You can read the Seattle Times story here “Seven charged in vote-fraud scheme” and the Seattle PI story here: “Voter-registration workers charged with submitting bogus registrations”
Of course the right wing will be endlessly using this to say “I told you”. The fact is that while some 1760 made up registrations were submitted to King County it turns out that there were no votes cast by these fraudulent registrations. It was not an attempt to steal an election or change the outcome of the vote.
It was really just an amateurish attempt by seven $8.00/hour workers to defraud ACORN out of contracted services. As stated in the Seattle PI article by Grergory Roberts:
“…the scheme had nothing to do with an attempt to manipulate elections and everything to do with the workers’ efforts to keep their $8-an-hour jobs, prosecutors said.

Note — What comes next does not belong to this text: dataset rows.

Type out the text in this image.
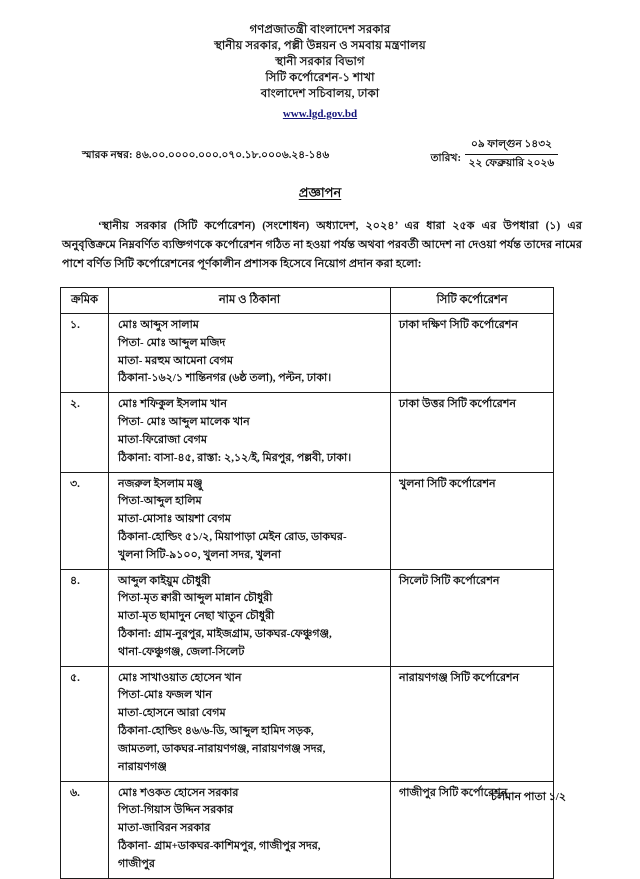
গণপ্রজাতন্ত্রী বাংলাদেশ সরকার
স্থানীয় সরকার, পল্লী উন্নয়ন ও সমবায় মন্ত্রণালয়
স্থানী সরকার বিভাগ
সিটি কর্পোরেশন-১ শাখা
বাংলাদেশ সচিবালয়, ঢাকা
www.lgd.gov.bd
স্মারক নম্বর: ৪৬.০০.০০০০.০০০.০৭০.১৮.০০০৬.২৪-১৪৬	তারিখ:
০৯ ফাল্গুন ১৪৩২
২২ ফেব্রুয়ারি ২০২৬
প্রজ্ঞাপন
‘স্থানীয় সরকার (সিটি কর্পোরেশন) (সংশোধন) অধ্যাদেশ, ২০২৪’ এর ধারা ২৫ক এর উপধারা (১) এর অনুবৃত্তিক্রমে নিম্নবর্ণিত ব্যক্তিগণকে কর্পোরেশন গঠিত না হওয়া পর্যন্ত অথবা পরবর্তী আদেশ না দেওয়া পর্যন্ত তাদের নামের পাশে বর্ণিত সিটি কর্পোরেশনের পূর্ণকালীন প্রশাসক হিসেবে নিয়োগ প্রদান করা হলো:
ক্রমিক	নাম ও ঠিকানা	সিটি কর্পোরেশন
১.	মোঃ আব্দুস সালাম
পিতা- মোঃ আব্দুল মজিদ
মাতা- মরহুম আমেনা বেগম
ঠিকানা-১৬২/১ শান্তিনগর (৬ষ্ঠ তলা), পল্টন, ঢাকা।	ঢাকা দক্ষিণ সিটি কর্পোরেশন
২.	মোঃ শফিকুল ইসলাম খান
পিতা- মোঃ আব্দুল মালেক খান
মাতা-ফিরোজা বেগম
ঠিকানা: বাসা-৪৫, রাস্তা: ২,১২/ই, মিরপুর, পল্লবী, ঢাকা।	ঢাকা উত্তর সিটি কর্পোরেশন
৩.	নজরুল ইসলাম মঞ্জু
পিতা-আব্দুল হালিম
মাতা-মোসাঃ আয়শা বেগম
ঠিকানা-হোল্ডিং ৫১/২, মিয়াপাড়া মেইন রোড, ডাকঘর-
খুলনা সিটি-৯১০০, খুলনা সদর, খুলনা	খুলনা সিটি কর্পোরেশন
৪.	আব্দুল কাইয়ুম চৌধুরী
পিতা-মৃত ক্বারী আব্দুল মান্নান চৌধুরী
মাতা-মৃত ছামাদুন নেছা খাতুন চৌধুরী
ঠিকানা: গ্রাম-নুরপুর, মাইজগ্রাম, ডাকঘর-ফেঞ্চুগঞ্জ,
থানা-ফেঞ্চুগঞ্জ, জেলা-সিলেট	সিলেট সিটি কর্পোরেশন
৫.	মোঃ সাখাওয়াত হোসেন খান
পিতা-মোঃ ফজল খান
মাতা-হোসনে আরা বেগম
ঠিকানা-হোল্ডিং ৪৬/৬-ডি, আব্দুল হামিদ সড়ক,
জামতলা, ডাকঘর-নারায়ণগঞ্জ, নারায়ণগঞ্জ সদর,
নারায়ণগঞ্জ
	নারায়ণগঞ্জ সিটি কর্পোরেশন
৬.	মোঃ শওকত হোসেন সরকার
পিতা-গিয়াস উদ্দিন সরকার
মাতা-জাবিরন সরকার
ঠিকানা- গ্রাম+ডাকঘর-কাশিমপুর, গাজীপুর সদর,
গাজীপুর	গাজীপুর সিটি কর্পোরেশন
চলমান পাতা ১/২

In fact, no votes were cast based on the more than 1,760 fraudulent registrations submitted by workers for the Association of Community Organizations for Reform Now, or ACORN, interim Prosecutor Dan Satterberg said.
“The defendants … cheated their employers to get paid for work they did not actually perform,” Satterberg said. “The defendants simply realized that making up names was easier than actually canvassing the streets.”
Lazy is more like it – the canvassers only had a quota of getting 18 -20 new registrations every day. That’s like only 2-3 registrations an hour. ACORN has accepted responsibility also as they should. Where was the supervision and oversight? A quick look at the registration cards should have made it obvious that something was wrong – like the writing looked the same or “Wow you really registered former heavyweight boxer Leon Spinks and former Sonics basketball player Vin Baker as well as Denis Hastert? He was a former Republican Speaker of the House.
Election officials caught it and the system worked. As the Seattle PI noted:
In accordance with elections procedure, the registrations ACORN submitted were entered in the statewide electronic database of voters, but flagged to require proof of identification should anyone signed up by them attempt to vote. Officials then compared the names and other information with driver’s license and Social Security records and attempted to contact those voters when information did not match. Those attempts were fruitless, and officials Thursday removed 1,762 of the names from the rolls.”
Fraudulent signatures have also been a problem in initiative campaigns in the past. Without adequate pre-hiring screening or adequate supervision phony names can be signed onto petitions. Usually petition firms that pay by the signature will check signatures against voter registration rolls.
Maybe people running voter registration drives need to institute some type of random verification by supervisor’s that actual people signed the forms. Even laying cards out on a table and visually inspecting them would have prevented this embarrassment and negative publicity for an organization that has long worked the grassroots for social causes.